I happened to pick up a copy of “Top Dog,” subtitled The Science of Winning and Losing, apparently making the rounds with an avalanche of favorable pop science press and publicity. Golf doesn’t figure heavily in the storyline, although there are a few references, but I find myself coming back to it as the authors veer from various circumstances to make their points. For instance, they pose the question regarding the following flip side of the coin regarding a soccer penalty kick.
Which situation would you rather be in?
- Your team is down by one, and you have to make it to tie; if you miss, your team will lose.
- Your team is tied, and you don’t have to make it, but if you do make it, you’ll win.
A similar situation occurs routinely in golf and will be recognizable to anyone with a penchant for the game’s most traditional and agonizing format: match play, such as we get it in pitying small doses in events like the Ryder, Solheim, Curtis and Walker Cups.
A putt to win the hole is obviously easier than one to halve it. Only the stakes have changed. Research shows that in the above scenario, the ball finds the net 30 percent fewer times, such is the psychological baggage. It’s the difference between what’s characterized as a threat (the team down) and the challenge (for the win). One only need recall the pressure on the shoulders of Herr Langer along the South Carolina coast to wonder if in golf the 30 percent figure might be conservative.
In any event the example serves to underscore one endearing and inherent aspect of golf’s complexity.
An earlier part of the book highlights the differences between competing against a clock and alongside an opponent. Humans, it seems, far prefer and do better pitted against someone. We perform better when the competitor is in our sights, as in a race. The heat of the moment, the sense of the occasion, the crowd can spur us on to remarkable feats. A distinction is made between what’s known as extrinsic and intrinsic motivation. On our own, if I have this right, the motivation is intrinsic. The presence of a direct competitor ups the ante, spurs the competitive juices. It is extrinsic and it improves performance. Better times, for instance, even for a competitor who doesn’t necessarily win.

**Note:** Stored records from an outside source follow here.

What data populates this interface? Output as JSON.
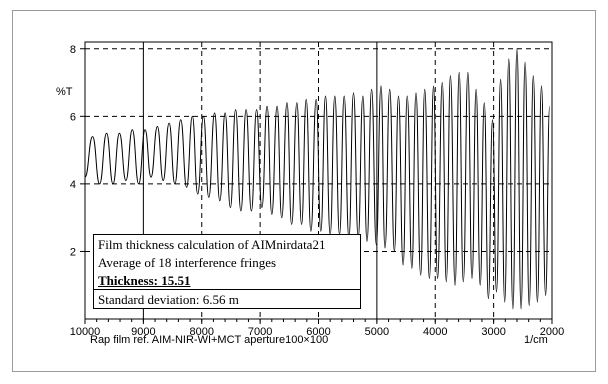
{
  "chart_data": {
    "type": "line",
    "xlabel": "1/cm",
    "ylabel": "%T",
    "xlim": [
      10000,
      2000
    ],
    "ylim": [
      0,
      8.2
    ],
    "x_ticks": [
      "10000",
      "9000",
      "8000",
      "7000",
      "6000",
      "5000",
      "4000",
      "3000",
      "2000"
    ],
    "y_ticks": [
      "2",
      "4",
      "6",
      "8"
    ],
    "x_tick_values": [
      10000,
      9000,
      8000,
      7000,
      6000,
      5000,
      4000,
      3000,
      2000
    ],
    "y_tick_values": [
      2,
      4,
      6,
      8
    ],
    "grid": "dashed",
    "caption": "Rap film  ref.  AIM-NIR-WI+MCT  aperture100×100",
    "series": [
      {
        "x": [
          10000,
          9870,
          9750,
          9630,
          9520,
          9410,
          9300,
          9190,
          9080,
          8970,
          8870,
          8760,
          8660,
          8560,
          8460,
          8360,
          8260,
          8160,
          8070,
          7970,
          7880,
          7780,
          7690,
          7600,
          7510,
          7420,
          7330,
          7240,
          7150,
          7060,
          6970,
          6880,
          6800,
          6710,
          6630,
          6540,
          6460,
          6370,
          6290,
          6210,
          6130,
          6040,
          5960,
          5880,
          5800,
          5720,
          5640,
          5560,
          5480,
          5400,
          5320,
          5240,
          5170,
          5090,
          5010,
          4930,
          4860,
          4780,
          4700,
          4630,
          4550,
          4480,
          4400,
          4330,
          4250,
          4180,
          4100,
          4030,
          3960,
          3880,
          3810,
          3740,
          3660,
          3590,
          3520,
          3440,
          3370,
          3300,
          3230,
          3160,
          3090,
          3020,
          2950,
          2880,
          2810,
          2740,
          2670,
          2600,
          2530,
          2460,
          2390,
          2320,
          2250,
          2180,
          2110,
          2040
        ],
        "y": [
          4.2,
          5.4,
          4.0,
          5.5,
          4.0,
          5.5,
          4.1,
          5.6,
          4.0,
          5.6,
          4.2,
          5.7,
          4.1,
          5.8,
          4.0,
          5.9,
          3.9,
          6.0,
          3.7,
          6.0,
          3.6,
          6.1,
          3.5,
          6.1,
          3.3,
          6.2,
          3.2,
          6.2,
          3.2,
          6.2,
          3.3,
          6.3,
          3.1,
          6.3,
          3.0,
          6.4,
          2.8,
          6.4,
          2.8,
          6.5,
          2.6,
          6.5,
          2.6,
          6.6,
          2.5,
          6.6,
          2.5,
          6.6,
          2.4,
          6.7,
          2.4,
          6.6,
          2.3,
          6.8,
          2.2,
          6.9,
          2.1,
          6.8,
          2.0,
          6.6,
          1.6,
          6.6,
          1.5,
          6.7,
          1.3,
          6.8,
          1.2,
          6.9,
          1.2,
          7.0,
          1.1,
          7.2,
          1.0,
          7.3,
          1.1,
          7.3,
          1.2,
          6.8,
          1.0,
          6.4,
          0.6,
          5.9,
          0.8,
          7.1,
          0.5,
          7.7,
          0.3,
          8.0,
          0.3,
          7.6,
          0.4,
          7.2,
          0.5,
          6.9,
          0.7,
          6.3
        ]
      }
    ]
  },
  "info_box": {
    "line1": "Film thickness calculation of AIMnirdata21",
    "line2": "Average of 18 interference fringes",
    "line3": "Thickness:  15.51",
    "line4": "Standard deviation: 6.56  m"
  }
}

Here again golf offers another layer. During rounds of medal play the golfer must perform well intrinsically. His nearest competitor(s) may be hours from teeing off. Then, perhaps should be begin the final days round in sight of the lead, or even in the final pairing, he may have at least a general idea of his direct competitor. It may, however, be foolhardy to give the matter a second thought. Numerous others he’s never laid eyes on can pass him. Carole Semple Thompson, an exceptional match play champion, told me she hardly paid her opponents more than a glance – but match and medal play are not the same.
Golf, it would seem, offers a much more complex psychological landscape than other sports – a mix of intrinsic and extrinsic. Much harder, not to belittle the feat, than, say, overtaking a swimmer with an advantage in the anchor leg of a race.
There’s also this, a finding related to the study of SAT scores. The study identified something called the “N-Effect,” which holds that the more competitors involved, “the worse outcome for the individuals who are participating.”
When there are only a few people in the race, we put our foot on the gas, working harder and harder to outpace our competitors. And the competition becomes very personal, a referendum on our own ability.
“In contrast, when we are against many, many competitors,” says [Professor Steven] Garcia, “we don’t care as much about how we stack up against one other competitor. Once the crowd is large enough that we don’t feel the element of personal competition, the result doesn’t feel like a personal statement of our worth, so we don’t try as hard.”
If this is indeed, true, it suggests an additional invisible element tugging at the professional golfer struggling against a large, competent, determined – and as noted – real if largely ephemeral field.